第四部 1.调整表情(第18/27页)

他想要的不是耕牛,而是那种头挨着头、为了他的利益而在战斗中相互伤害、彼此拼命的野兽。很显然,如果他与加迪纳的关系维持现状,他在国王面前会有更好的机会。分而治之。可话说回来,统治的毕竟是他。

尽管议会还没有重新开会,米迦勒节[15]期间还是他有生以来最繁忙的时期。几乎每过一小时,就会收到厚厚一沓有关国王的事务的文件,奥斯丁弗莱挤满了城里的商人、形形色色的僧侣和神父以及请愿者,他们希望能见他五分钟。他们似乎感觉到了什么,感觉到了权力的更替,还有随之而来的格局,于是,三五成群的伦敦人开始聚集在他的大门外,辨别着在他家进出的那些人的装束: 这是诺福克公爵的亲信,那是威尔特郡伯爵的仆人。他在一扇窗子旁俯视着他们,觉得能认出他们;以往每年的秋天,他们的父亲也是三三两两地站在他父亲的铁匠铺外说长道短,或者在门边取暖。而他们则像他以前一样: 很不安分,盼望着发生什么事情。

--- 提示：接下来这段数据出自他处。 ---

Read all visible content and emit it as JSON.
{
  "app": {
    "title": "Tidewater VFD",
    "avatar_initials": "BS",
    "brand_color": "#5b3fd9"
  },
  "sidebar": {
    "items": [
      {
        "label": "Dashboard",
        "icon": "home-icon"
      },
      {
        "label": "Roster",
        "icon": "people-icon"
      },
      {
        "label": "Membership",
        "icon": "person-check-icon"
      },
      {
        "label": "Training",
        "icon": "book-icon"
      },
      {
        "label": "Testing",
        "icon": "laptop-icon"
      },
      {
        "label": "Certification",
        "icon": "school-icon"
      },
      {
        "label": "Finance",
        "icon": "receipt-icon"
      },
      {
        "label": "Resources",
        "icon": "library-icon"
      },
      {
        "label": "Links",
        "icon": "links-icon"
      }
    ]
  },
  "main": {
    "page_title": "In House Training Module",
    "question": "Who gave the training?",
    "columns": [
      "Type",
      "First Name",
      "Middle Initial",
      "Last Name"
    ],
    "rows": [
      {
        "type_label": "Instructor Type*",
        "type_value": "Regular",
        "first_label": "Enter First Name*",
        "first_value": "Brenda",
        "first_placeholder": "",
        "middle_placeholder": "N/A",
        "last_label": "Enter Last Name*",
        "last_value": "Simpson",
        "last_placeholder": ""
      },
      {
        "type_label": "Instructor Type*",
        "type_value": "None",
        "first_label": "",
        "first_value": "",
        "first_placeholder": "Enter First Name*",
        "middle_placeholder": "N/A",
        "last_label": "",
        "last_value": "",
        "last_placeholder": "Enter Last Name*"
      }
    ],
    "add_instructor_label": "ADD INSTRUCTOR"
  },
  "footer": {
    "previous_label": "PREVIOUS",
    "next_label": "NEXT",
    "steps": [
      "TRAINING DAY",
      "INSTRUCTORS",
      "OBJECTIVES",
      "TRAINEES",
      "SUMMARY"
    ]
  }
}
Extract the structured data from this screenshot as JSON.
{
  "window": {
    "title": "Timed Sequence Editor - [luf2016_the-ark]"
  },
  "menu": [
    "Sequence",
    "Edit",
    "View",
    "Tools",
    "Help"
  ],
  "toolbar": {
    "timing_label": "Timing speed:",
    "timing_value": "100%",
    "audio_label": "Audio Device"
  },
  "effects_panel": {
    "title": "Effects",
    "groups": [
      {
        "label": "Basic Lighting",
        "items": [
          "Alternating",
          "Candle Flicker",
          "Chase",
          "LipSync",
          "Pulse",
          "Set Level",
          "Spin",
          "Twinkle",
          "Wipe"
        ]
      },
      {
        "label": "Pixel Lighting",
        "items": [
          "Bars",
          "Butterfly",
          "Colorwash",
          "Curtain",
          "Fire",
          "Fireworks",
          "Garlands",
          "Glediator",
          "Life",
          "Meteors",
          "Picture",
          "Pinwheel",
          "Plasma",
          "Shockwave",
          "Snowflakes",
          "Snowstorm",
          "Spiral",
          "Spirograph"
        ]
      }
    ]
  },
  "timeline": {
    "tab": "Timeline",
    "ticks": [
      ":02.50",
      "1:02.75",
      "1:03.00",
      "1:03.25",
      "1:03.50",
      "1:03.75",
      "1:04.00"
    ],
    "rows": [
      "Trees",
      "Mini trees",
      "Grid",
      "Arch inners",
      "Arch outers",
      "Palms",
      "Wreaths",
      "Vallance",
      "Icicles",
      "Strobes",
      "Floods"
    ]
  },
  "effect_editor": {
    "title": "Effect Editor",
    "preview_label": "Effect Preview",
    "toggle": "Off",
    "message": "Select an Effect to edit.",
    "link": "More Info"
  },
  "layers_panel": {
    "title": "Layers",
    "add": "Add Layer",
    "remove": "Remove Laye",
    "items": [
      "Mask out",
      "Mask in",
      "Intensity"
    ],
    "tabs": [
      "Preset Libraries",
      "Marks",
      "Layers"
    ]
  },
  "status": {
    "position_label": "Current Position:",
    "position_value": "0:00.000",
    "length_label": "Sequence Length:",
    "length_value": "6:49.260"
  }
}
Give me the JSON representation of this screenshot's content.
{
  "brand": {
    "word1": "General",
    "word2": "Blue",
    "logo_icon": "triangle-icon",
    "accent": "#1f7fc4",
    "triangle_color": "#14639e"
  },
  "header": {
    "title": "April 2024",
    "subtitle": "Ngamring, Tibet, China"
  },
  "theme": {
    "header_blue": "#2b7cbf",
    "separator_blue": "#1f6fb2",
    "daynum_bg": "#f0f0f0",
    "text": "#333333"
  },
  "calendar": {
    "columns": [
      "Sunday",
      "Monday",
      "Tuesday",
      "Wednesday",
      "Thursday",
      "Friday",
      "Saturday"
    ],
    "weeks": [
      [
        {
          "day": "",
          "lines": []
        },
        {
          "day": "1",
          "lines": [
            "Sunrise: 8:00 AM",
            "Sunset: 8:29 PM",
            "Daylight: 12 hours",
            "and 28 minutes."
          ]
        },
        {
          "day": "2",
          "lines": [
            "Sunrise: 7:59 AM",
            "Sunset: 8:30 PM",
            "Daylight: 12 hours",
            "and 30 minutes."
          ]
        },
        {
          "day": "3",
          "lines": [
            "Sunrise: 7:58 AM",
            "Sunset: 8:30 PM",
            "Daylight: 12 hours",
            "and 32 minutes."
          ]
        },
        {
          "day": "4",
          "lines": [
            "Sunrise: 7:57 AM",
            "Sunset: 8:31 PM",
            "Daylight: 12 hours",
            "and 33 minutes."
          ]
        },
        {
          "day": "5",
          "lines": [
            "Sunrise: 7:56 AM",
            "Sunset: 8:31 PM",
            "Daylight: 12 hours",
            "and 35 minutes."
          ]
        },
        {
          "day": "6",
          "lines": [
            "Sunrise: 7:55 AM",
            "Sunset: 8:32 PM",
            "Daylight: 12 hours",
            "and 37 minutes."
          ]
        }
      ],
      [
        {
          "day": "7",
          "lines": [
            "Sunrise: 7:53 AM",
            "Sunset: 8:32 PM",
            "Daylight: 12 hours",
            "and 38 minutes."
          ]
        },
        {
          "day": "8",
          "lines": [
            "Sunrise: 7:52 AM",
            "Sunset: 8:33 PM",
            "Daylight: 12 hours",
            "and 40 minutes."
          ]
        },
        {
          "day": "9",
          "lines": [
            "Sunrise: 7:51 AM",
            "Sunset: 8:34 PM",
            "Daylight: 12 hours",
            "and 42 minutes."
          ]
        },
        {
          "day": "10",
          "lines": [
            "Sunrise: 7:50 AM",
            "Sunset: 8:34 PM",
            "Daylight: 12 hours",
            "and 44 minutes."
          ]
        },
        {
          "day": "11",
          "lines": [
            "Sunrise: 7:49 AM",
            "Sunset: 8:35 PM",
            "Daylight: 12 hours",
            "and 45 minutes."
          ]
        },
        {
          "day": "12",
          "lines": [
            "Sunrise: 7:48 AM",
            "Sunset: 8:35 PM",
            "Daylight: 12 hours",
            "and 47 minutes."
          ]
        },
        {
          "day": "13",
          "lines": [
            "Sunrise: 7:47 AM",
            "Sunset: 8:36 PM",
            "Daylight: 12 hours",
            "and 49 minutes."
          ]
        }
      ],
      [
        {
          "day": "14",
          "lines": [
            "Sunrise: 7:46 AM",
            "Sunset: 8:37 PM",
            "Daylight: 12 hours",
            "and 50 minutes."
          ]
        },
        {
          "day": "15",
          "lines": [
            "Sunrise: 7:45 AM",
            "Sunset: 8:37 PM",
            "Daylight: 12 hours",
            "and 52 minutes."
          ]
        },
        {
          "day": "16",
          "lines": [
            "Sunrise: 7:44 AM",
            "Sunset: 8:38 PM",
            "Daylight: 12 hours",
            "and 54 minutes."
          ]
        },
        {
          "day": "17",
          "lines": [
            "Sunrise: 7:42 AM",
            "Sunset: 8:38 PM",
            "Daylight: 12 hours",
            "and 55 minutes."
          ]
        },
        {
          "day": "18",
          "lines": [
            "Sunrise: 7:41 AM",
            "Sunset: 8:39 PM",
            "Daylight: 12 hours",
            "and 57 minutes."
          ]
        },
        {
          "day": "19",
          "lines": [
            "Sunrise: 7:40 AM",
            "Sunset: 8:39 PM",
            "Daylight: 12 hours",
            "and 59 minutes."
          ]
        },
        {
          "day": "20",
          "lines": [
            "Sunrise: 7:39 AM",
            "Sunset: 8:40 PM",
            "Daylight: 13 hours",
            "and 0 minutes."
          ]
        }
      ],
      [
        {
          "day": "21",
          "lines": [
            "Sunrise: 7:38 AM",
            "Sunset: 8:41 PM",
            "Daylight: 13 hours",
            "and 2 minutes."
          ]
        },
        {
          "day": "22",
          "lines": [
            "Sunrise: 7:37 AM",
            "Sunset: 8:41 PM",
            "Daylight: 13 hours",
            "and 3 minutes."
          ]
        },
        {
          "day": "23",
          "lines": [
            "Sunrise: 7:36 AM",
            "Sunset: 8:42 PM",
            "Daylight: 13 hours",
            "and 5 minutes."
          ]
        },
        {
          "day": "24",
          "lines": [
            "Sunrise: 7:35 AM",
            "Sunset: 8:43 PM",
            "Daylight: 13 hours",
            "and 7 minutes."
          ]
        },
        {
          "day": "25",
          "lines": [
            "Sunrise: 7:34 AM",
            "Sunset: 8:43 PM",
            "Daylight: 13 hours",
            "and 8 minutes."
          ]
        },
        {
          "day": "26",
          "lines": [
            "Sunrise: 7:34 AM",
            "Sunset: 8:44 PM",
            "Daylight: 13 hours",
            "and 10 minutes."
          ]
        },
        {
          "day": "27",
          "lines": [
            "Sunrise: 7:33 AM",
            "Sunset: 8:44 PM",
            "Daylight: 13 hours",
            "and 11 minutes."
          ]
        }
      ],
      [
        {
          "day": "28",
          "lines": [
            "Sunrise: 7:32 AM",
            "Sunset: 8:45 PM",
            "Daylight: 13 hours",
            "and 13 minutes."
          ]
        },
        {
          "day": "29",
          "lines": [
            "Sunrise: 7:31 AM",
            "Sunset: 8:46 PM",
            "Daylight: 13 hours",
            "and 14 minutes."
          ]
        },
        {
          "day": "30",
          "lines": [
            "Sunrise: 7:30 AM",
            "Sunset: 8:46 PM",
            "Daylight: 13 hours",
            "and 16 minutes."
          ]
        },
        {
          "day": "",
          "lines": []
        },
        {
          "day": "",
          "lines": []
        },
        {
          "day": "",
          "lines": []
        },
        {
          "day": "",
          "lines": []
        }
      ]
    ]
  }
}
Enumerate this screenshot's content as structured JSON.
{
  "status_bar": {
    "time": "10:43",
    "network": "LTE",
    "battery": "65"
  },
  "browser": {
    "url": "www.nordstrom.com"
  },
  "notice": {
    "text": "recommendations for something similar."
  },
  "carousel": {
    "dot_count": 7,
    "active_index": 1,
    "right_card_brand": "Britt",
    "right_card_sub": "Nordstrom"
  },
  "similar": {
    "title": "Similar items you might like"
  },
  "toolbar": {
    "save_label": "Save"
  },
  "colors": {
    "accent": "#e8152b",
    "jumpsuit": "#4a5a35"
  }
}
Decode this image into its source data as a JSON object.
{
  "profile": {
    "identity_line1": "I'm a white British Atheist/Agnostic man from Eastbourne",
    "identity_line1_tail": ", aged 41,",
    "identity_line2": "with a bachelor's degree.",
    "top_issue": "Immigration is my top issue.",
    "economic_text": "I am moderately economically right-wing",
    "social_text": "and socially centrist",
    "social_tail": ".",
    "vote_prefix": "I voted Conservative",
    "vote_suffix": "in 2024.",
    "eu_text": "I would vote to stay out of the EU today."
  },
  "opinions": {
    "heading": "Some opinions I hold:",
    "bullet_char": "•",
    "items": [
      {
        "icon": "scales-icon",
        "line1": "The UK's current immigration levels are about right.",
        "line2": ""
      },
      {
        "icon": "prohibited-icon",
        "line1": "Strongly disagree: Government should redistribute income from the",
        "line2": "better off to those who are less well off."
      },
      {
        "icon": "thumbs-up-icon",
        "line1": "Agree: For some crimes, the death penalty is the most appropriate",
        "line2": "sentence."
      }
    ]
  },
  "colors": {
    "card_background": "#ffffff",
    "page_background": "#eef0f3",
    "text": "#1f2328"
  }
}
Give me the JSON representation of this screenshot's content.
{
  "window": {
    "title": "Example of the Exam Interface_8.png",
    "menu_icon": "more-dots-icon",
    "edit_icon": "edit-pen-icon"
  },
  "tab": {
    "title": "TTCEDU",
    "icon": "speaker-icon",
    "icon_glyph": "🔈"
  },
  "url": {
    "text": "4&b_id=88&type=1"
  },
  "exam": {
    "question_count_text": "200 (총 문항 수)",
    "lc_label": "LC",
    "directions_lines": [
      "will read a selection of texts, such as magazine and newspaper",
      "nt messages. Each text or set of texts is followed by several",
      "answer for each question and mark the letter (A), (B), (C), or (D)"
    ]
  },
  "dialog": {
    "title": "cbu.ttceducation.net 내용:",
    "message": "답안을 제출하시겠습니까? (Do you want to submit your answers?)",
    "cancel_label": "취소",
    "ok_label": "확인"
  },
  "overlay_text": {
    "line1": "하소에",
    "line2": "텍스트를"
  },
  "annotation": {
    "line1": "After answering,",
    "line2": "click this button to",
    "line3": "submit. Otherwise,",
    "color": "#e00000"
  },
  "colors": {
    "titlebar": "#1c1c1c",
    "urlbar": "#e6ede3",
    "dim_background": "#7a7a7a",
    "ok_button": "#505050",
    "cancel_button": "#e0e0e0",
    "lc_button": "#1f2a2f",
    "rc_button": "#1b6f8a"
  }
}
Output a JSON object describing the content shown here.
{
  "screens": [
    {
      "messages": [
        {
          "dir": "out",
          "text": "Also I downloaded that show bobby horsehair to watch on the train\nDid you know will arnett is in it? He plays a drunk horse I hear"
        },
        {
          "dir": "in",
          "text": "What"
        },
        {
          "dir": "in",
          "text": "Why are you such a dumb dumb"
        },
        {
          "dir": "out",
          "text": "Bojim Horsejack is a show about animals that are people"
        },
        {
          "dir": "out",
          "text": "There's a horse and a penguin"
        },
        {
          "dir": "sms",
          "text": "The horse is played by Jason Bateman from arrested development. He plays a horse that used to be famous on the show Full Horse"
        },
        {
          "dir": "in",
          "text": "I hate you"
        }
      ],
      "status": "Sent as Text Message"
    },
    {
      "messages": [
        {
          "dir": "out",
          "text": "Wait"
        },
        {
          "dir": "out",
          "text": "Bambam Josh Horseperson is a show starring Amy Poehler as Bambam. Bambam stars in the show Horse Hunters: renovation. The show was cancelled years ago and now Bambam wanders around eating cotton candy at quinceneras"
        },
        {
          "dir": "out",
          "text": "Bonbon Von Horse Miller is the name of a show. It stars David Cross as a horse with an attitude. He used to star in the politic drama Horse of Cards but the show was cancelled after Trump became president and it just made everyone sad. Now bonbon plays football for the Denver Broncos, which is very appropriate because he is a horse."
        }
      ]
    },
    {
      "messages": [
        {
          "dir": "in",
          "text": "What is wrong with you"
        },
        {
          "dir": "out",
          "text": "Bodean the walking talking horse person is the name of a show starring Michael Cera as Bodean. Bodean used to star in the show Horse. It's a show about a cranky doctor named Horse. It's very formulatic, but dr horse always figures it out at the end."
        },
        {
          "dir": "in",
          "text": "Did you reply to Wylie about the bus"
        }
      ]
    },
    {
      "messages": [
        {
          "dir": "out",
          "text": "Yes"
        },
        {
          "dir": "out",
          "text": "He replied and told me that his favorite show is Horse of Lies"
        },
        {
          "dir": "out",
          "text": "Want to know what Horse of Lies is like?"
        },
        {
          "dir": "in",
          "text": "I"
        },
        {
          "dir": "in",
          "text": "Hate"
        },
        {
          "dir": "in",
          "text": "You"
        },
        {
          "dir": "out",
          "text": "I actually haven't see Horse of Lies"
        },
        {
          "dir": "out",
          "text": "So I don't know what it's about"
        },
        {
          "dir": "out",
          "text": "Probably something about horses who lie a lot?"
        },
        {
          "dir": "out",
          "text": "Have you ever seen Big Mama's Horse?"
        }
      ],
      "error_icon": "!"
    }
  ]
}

他看着下面那些人,并调整着自己的表情。伊拉斯谟说你每天早晨出门之前都要这样:“也就是说,要戴上面具。”他无论身在何处都会采取这个原则,管它是城堡、酒馆还是贵族家的座位,只要他是在那儿醒来。他让人给伊拉斯谟送了一些钱,像红衣主教过去那样。“给他买点粥吧,”他以前常说,“也让他的灵魂安心于鹅毛笔和墨水之中。”伊拉斯谟很意外;关于托马斯•克伦威尔,他听到的只有负面消息。

自从宣誓加入国王的枢密院那天起,他就调整了表情。在这一年的头几个月里,他一直在观察别人的表情,留心他们显出怀疑、保留、反抗的时刻——在他们摆出那副温文尔雅的臣子面孔,摆出那种忠心不二、唯唯诺诺的模样之前,捕捉住那短暂的一瞬。雷夫对他说,我们不能相信赖奥斯利,而他则笑了起来: 对“简称”我自有分寸。他在宫里虽然有显赫的关系,却是起步于红衣主教府: 实际上,谁又不是呢?可加迪纳是他在三一学堂的老师;他一直看着我们在这个世界上一步步上升。他看着我们像两只斗狗一样积蓄力量,所以无法决定把赌注押在谁的身上。他对雷夫说,我如果处在他的位置,也会这么想的;我当时更容易,只能把赌注押在沃尔西身上。他毫不害怕赖奥斯利或者这一类人。对那些无原则的人,你能琢磨出他的行为。你只要给他们一点甜头,他们就会跟在你的屁股后面。更不好琢磨、更危险的是史蒂芬•渥恩那样的人,是那些像渥恩一样给你写信的人: 托马斯•克伦威尔,我愿为你赴汤蹈火。那些口口声声说理解你、那些拥抱时把你搂紧不放的人,会把你推下深渊。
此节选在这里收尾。